Location: London—Baker Street
Time: 11:38 PM BST
Sherlock sat in his chair at 221B Baker Street. His hands folded in front of him, his eyes closed. He heard John in the kitchen waiting for the kettle to boil, a bit late for tea but their evening had been rather stress inducing. Sherlock couldn't hear Mrs. Hudson down in her share of the flat, he assumed she was in bed with a book.
"Do you think he'll come?" John queried, handing Sherlock a cup of tea and sitting down with his own cup of tea, across from Sherlock. "The man in the box?"
Sherlock glanced to the black and white wallpapered wall, which he had tacked several unclear images of an old Police Box and a man in a bowtie, each connected with string. Sherlock didn't know how the bow tie man would know to find them. The thought itself make him feel absolutely mad. He wasn't thinking clearly, that much was obvious. In his rushing thoughts, Sherlock hadn't realized that John had been tapping his foot rapidly with anxiety, rambling the same event of tonight over and over in different words.
"Sherlock are you listening?" John crossed his legs.
"Mm," the detective muttered a few words under his breath.
"What was that you said?" John egged for a conversation.
"It doesn't make sense, John," Sherlock set his tea aside, "What we saw today, it isn't possible." He thought back to the hour before; the statue…it's face. The Baker Street detectives barely made it out of the building, let alone back to the flat. Before John had made tea, he and Sherlock stood shakily, staring at the mobile on the table.
"We should call Mycroft." John had stated. "He might know what to do. What those things were!"
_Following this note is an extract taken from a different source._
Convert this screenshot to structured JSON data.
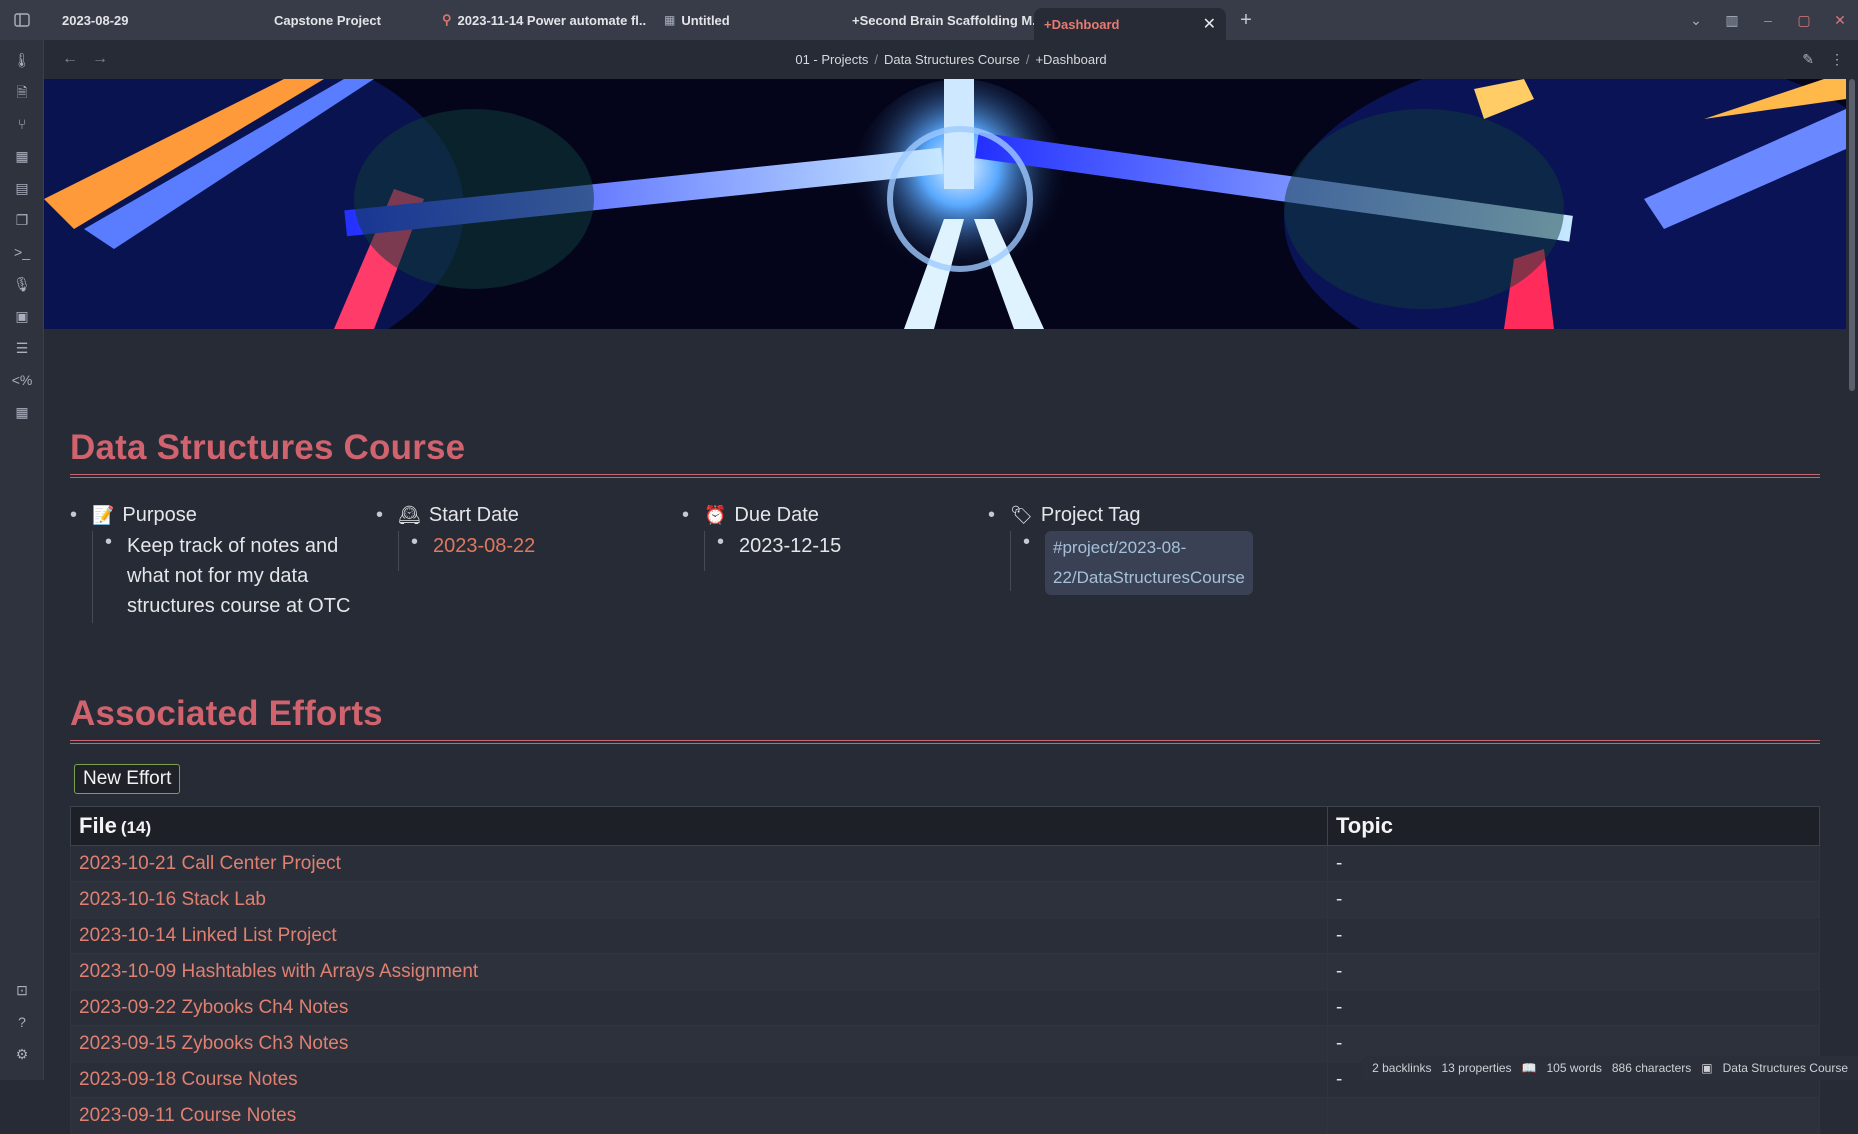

"No! What we saw isn't feasible, John," Sherlock stood up violently, ready to explode. "John, John, you're a doctor—
"Well spotted,"
"—As my friend, please. Tell me this is drugs. Tell me I'm high! Something!" Sherlock had knocked over a chair in rage. Hoping that for once he did have a problem. "Statues aren't capable of, of—vanishing people!"
"Sherlock, sit down, just sit down dammit! I won't call your brother. Just sit and calm down. Then we can figure this out."
"The man in the blue box," Sherlock crafted each word carefully, enunciating each syllable like he had to do in finishing school. "The case that we might never crack."
The photographs on the wall had been printed from old newspapers and blogs. Tacked to the wall with claims of eye-witness accounts, some dating back before John or Sherlock had been born. But this made no sense. The man in the pictures was a young man, late in his twenties. His face appearing briefly in tiny modules of history. All throughout time.
As Sherlock considered as many and all of the facts he knew. In the same instant, a strange wheezy-groaning noise echoed down the quiet street. Sherlock jumped up from his chair, spilling his tea over the floor. He and John pulled the curtains back from the window. Out in the street, the blue police box from the picture on the wall. When the wheezing sound ceased, Sherlock and John watched wide-eyed in silence. Sherlock could hear his own heart beating rapidly through his chest. He hadn't been convinced that he wasn't high.
The door of the box creaked open and out stepped a man in a tweed jacket, a red bow tie and a grand smile. He had seen Sherlock and John in the window and waved at the Baker Street detectives.